2. The process of claim 1 wherein said hydrocarbonaceous charge stock is derived from petroleum.

3. The process of claim 1 wherein said hydrocarbonaceous charge stock is a primary coal liquid.

4. The process of claim 1 wherein said hydrocarbonaceous charge stock is derived from oil shale.

5. The process of claim 1 wherein said hydrocarbonaceous charge stock is derived from tar sand.

6. The process of claim 1 wherein said metal component is vanadium.

7. The process of claim 1 wherein said metal component is molybdenum.

8. The process of claim 1 wherein said metal component is iron.

9. The process of claim 1 wherein said solids dispersant is a solution of the product of C₁₈ H₃₇ NH(CH₂)₃ NH₂ which has been cross-linked with epichlorohydrin in a xylene solvent.

10. The process of claim 1 wherein said solids dispersant is the reaction product formed at a temperature of from about 20° C. to about 150° C., of from 1 to 2 mol proportions of an aliphatic amine compound having at least one hydrogen atom attached to a nitrogen atom, said amine compound consisting of carbon, hydrogen and nitrogen, and having at least 12 and up to about 40 carbon atoms and a straight chain of at least 3 carbon atoms attached to the nitrogen atom, with one mol proportion of an epihalohydrin compound selected from the group consisting of epichlorohydrin, 1,2-epi-4-chlorobutane, 2,3-epi-4-chlorobutane, 1,2-epi-5-chloropentane, 2,3-epi-5-chloropentane and corresponding bromo and iodo compounds, and reacting with an inorganic base to remove halogen.

11. The process of claim 1 wherein said solids dispersant is an oil-soluble HCl salt of the condensation product, formed at a temperature of from about 20° C. to about 150° C., of equimolar amounts of epichlorohydrin and tallow amine, from about 1% to about 20% of the amino nitrogen in said condensation product being neutralized with HCl.

12. The process of claim 1 wherein said solids dispersant is an oil-soluble HCl salt of an ester of carboxylic acid containing from about 6 to about 50 carbon atoms per molecule and the condensation product, formed at a temperature of from about 20° C. to about 150° C., of equimolar amounts of epichlorohydrin and an alkyl amine of from about 12 to about 40 carbon atoms per molecule, from about 1% to about 20% of the amino nitrogen in said condensation product being neutralized with HCl and the amount of carboxylic acid being sufficient to esterify from one to all of the hydroxyl groups in the condensation product.

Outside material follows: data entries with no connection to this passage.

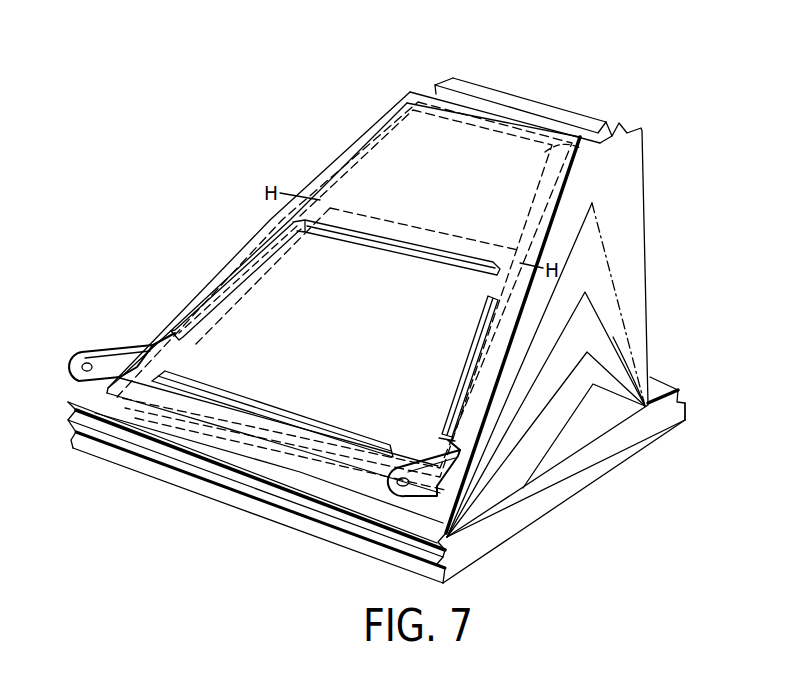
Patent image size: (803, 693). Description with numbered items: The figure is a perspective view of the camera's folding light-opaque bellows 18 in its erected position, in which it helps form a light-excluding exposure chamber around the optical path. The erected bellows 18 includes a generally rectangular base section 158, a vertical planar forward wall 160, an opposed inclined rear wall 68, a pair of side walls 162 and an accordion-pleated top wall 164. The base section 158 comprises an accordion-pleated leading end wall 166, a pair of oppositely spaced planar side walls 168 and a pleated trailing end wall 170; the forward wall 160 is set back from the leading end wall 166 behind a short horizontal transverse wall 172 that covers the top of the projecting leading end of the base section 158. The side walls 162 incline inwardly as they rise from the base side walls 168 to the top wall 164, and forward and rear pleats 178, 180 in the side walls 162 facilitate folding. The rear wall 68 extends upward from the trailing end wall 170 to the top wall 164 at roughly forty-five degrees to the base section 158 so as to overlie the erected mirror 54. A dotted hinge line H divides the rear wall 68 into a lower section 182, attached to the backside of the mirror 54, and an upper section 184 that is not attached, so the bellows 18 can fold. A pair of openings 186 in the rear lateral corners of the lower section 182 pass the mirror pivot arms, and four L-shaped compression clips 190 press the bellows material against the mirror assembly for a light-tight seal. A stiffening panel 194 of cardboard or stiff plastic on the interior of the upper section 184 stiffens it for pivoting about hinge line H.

The bellows 18 is at (670, 263).
The mirror 54 is at (577, 149).
The rear wall 68 is at (300, 210).
The base section 158 is at (695, 418).
The forward wall 160 is at (658, 247).
The side walls 162 is at (593, 385).
The top wall 164 is at (463, 87).
The leading end wall 166 is at (686, 395).
The side walls 168 is at (543, 507).
The trailing end wall 170 is at (253, 490).
The transverse wall 172 is at (660, 383).
The forward pleat 178 is at (645, 425).
The rear pleat 180 is at (503, 462).
The lower section 182 is at (218, 273).
The upper section 184 is at (372, 137).
The openings 186 is at (142, 348).
The compression clips 190 is at (253, 267).
The stiffening panel 194 is at (460, 162).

13. The process of claim 1 wherein said solids dispersant is an oil-soluble mixed HCl-alkyl acid phosphate salt of the condensation product, formed at a temperature of from about 20° C. to about 150° C. of equimolar amounts of epichlorohydrin and an alkyl amine of from about 12 to about 40 carbon atoms per molecule, from about 1% to about 20% of the amino nitrogen in said condensation product being neutralized with HCl and the amount of alkyl acid phosphate being at least one mol of phosphate per mol of the condensation product.

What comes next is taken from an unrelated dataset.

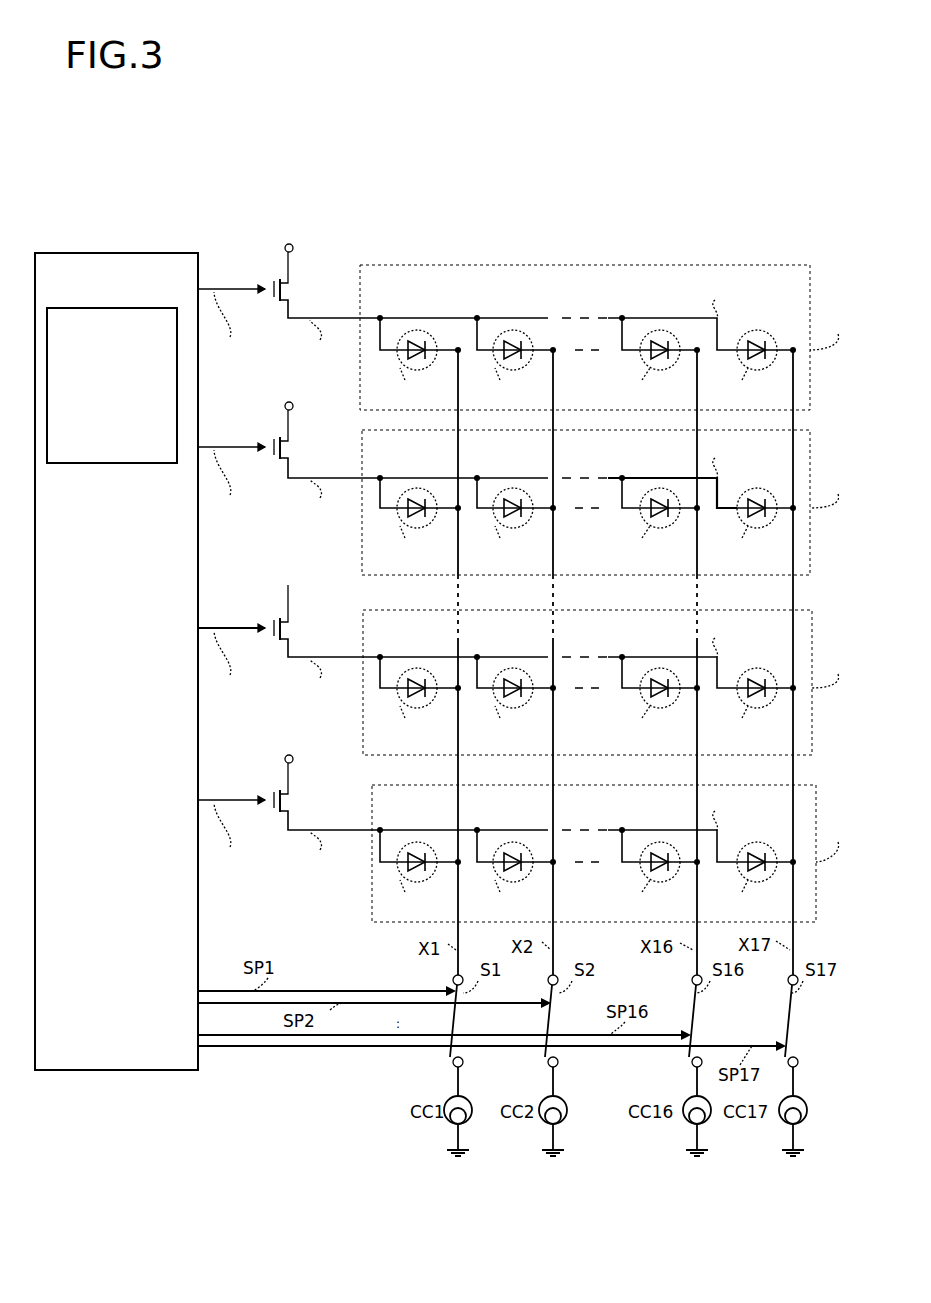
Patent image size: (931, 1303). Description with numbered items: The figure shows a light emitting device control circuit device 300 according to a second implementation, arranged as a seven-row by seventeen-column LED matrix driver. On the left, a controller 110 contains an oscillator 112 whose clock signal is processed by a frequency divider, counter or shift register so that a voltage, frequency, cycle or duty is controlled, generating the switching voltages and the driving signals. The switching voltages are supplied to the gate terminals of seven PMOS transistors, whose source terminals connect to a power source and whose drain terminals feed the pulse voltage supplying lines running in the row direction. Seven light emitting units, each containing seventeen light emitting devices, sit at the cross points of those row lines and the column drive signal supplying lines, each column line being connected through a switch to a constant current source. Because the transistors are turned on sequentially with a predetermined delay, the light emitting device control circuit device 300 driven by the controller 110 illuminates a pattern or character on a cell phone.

14. The process of claim 1 wherein said solids dispersant is an oil-soluble alkyl acid phosphate salt of an ester of a carboxylic acid of from about 6 to about 50 carbon atoms per molecule and the condensation product of from 1 to 2 mols of an epihalohydrin compound with from 1 to 2 mols of an aliphatic amine of from about 12 to about 40 carbon atoms per molecule, the amount of said acid being sufficient to esterify from one to all of the hydroxyl groups in said condensation product and the amount of alkyl acid phosphate being at least one mol of phosphate per mol of the ester.